Posicionando o Brasil

A planta de demonstração que será erguida na Geórgia, no sul dos Estados Unidos, vai usar a biomassa disponível na região, mas a tecnologia da GranBio, que é proprietária, pode ser adaptada para outros insumos orgânicos.

Além das emissões de gases de efeito estufa, a possibilidade de produzir combustíveis onde houver matéria-prima barata – ou então onde a economia na logística justificar o preço mais alto do SAF – representa uma potencial transformação profunda.
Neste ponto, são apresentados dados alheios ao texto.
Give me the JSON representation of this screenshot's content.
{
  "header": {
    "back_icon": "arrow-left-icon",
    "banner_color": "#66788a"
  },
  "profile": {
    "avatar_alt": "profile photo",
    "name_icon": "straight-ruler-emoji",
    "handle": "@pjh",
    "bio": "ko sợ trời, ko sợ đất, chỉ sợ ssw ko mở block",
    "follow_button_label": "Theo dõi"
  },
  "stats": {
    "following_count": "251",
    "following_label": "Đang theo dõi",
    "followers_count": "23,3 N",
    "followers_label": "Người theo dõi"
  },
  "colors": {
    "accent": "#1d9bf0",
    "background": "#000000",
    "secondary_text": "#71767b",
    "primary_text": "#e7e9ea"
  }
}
Gradin enxerga um cluster de produção no Nordeste brasileiro. Com a variedade de cana-de-açúcar correta, alta radiação solar e disponibilidade de água, seria possível produzir cerca de 400 milhões de litros de SAF em 50 mil hectares de área cultivada.

Outra possibilidade seria a implantação de usinas na África, o que poderia garantir desenvolvimento econômico para um continente particularmente ameaçado pela mudança climática.

Para realizar essa visão, porém, a GranBio depende primeiro do aumento da escala do etanol de segunda geração. O desafio é o mesmo de companhias como a Raízen, que também aposta no futuro nesse biocombustível avançado.

A companhia, joint-venture da Cosan com a britânica Shell, produz o E2G comercialmente em sua unidade Costa Pinto, em Piracicaba (SP), tem três plantas em construção e outras cinco anunciadas.

Agora, Gradin acredita que os “vieses cognitivos” que no passado nublaram as expectativas de investidores e empreendedores foram superados. Com a tecnologia mais madura e uma demanda potencial de bilhões de dólares, ele espera que a segunda década da GranBio seja muito diferente da primeira.